Consideremos el horror que Lynch añadía hasta la hipérbole en cada personaje que nos presentaba en su trabajo. Aquel desconocido que de repente aparecía en pantalla, con aires de despiste, como si se hubiera incompatible de repente a Gregorio Samsa en medio de una carretera completamente nevazón, mostraba un pánico contenido bailando en sus luceros bajo la música con la que Badalamenti le iba pintando sus luceros y adelantándole el pánico al espectador a los exabruptos técnicos de Lynch.
En, fin, aquella manada sonora, a los pocos meses de la teledifusión de la serie, ya era conocida por el mundo impávido y anunciaba la capacidad estrambótica de un guionista-director enloquecido con su propia creación artística. Y encima, la música venía a disfrazar de obra maestra lo que ya lo era desde que salió de la imaginación de Lynch.
[Twin Peaks. La broma infinita, por Enric Albero]
Badalamenti consiguió los mismos artículos en algunas otras películas de Lynch, como Terciopelo verde y Corazón salvaje: la música nos ponía en cuidado inmediata sin explicarnos carencia de cuanto iba a suceder en su simple minuto de la teledifusión, en una suerte de constante y tenaz pesadilla que salía de cada una de las habitaciones inquietantes de las que salían a su vez inquietantes personajes.
De todo aquel regalo milagroso me ha quedado en casa, entre mis músicas preferidas, la manada sonora de Twin Peaks. Pasado el tiempo, me parece impecable la calidad de la música y la capacidad del músico para traernos a los oídos más exigentes cada una de las sensaciones que necesita para que la película obtenga el triunfo en el ritmo y en la tensión del espectador.
Entonces, ¿es hoy una función maduro, musical y clásica, la música de Twin Peaks y, en universal, la música de cine -las bandas sonoras- de Badalamenti?

Angelo Badalamenti yuxtapuesto a David Lynch
El cómico se envuelve en la creación de su manía (o en la manía de su creación) para descubrir el hacienda que esconde su propio talento. Sin prisas, sin descubrimientos previos, con una tenacidad profesional que cree en el trabajo que el cómico lleva a término en la soledad de su propio miedo. El cómico flota sobre su propia música y la combina con la música que ha soñado que alguna vez aparecerá redondeando su trabajo. Y ahí queda.
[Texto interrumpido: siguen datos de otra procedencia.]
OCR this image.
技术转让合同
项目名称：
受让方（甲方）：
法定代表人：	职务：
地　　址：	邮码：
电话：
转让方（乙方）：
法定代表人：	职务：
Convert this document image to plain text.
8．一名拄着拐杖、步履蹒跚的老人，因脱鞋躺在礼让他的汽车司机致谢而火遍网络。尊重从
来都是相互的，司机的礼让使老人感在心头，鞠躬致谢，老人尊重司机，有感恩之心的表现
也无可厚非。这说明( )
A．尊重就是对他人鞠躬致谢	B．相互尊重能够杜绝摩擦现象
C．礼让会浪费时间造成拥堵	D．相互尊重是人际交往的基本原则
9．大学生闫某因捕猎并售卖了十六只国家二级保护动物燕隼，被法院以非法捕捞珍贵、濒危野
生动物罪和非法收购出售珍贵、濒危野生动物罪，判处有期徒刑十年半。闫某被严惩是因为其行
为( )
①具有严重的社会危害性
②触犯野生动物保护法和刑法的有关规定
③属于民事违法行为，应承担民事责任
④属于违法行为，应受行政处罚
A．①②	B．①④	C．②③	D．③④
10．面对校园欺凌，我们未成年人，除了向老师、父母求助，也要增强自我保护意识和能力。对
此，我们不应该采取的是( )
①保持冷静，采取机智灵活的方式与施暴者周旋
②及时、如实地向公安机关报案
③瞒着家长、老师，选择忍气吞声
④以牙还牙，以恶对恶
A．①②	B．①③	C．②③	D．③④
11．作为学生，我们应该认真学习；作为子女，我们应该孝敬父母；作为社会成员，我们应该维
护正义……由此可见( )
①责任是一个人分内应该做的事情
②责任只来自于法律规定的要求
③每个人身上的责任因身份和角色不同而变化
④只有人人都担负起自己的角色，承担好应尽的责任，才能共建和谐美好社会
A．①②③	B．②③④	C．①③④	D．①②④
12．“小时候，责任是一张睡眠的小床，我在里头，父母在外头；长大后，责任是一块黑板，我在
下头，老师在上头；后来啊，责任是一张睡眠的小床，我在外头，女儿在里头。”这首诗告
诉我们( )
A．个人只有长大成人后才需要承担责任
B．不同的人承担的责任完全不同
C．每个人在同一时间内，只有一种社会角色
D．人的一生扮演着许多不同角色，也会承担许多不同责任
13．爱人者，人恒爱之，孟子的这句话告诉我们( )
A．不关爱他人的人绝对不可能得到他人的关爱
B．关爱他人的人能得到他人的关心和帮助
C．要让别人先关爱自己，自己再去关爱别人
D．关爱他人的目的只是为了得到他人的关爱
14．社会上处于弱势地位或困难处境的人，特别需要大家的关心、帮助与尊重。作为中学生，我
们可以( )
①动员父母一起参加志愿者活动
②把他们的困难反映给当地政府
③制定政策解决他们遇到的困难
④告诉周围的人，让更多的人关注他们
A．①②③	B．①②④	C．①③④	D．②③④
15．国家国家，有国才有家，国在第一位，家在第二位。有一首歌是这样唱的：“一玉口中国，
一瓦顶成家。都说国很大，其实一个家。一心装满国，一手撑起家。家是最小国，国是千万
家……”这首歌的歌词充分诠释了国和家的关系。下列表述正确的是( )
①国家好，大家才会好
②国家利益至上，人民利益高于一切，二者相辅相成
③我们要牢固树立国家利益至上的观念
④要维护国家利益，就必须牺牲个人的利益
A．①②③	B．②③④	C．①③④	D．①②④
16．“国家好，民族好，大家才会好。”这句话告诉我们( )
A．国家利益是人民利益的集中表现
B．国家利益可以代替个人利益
Lo que es periodismo es periodismo, pero no es letras; lo que es música de cine puede transformarse, precisamente con el cine, en una obra de arte que hace difícil sin ella la obra de arte del cine. Badalamenti lo supo siempre. Ejecutó su voluntad de cómico musical llenando una época que ya estaba llena de inquietud, necesidad e inmediatez; un tiempo de manía en el que la manía y el arte creativo se daban un beso pasional hasta rasgarse las entretelas del silencio.
En fin, poesía completa cuando ese maravilla era posible; había filtros, exámenes, esfuerzos, maestros, genios. Hoy la poesía sonora la hace cualquier irritable atrevido al que le preguntas si sabe quién es Badalamenti en el mundo musical y se queda perplejo, en silencio, como si la pregunta tuviera mala intención Escucho en estos momentos de la tinieblas cerrada y lluviosa, algunas baladas que Badalamenti preparó para hacer el maravilla musical de Twin Peaks. Escucho el ruido de las ramas de los árboles en otoño, tal vez en un demarcación retirado de California, un circunscripción distócico donde todavía, de vez en cuando, se dan los milagros de la música.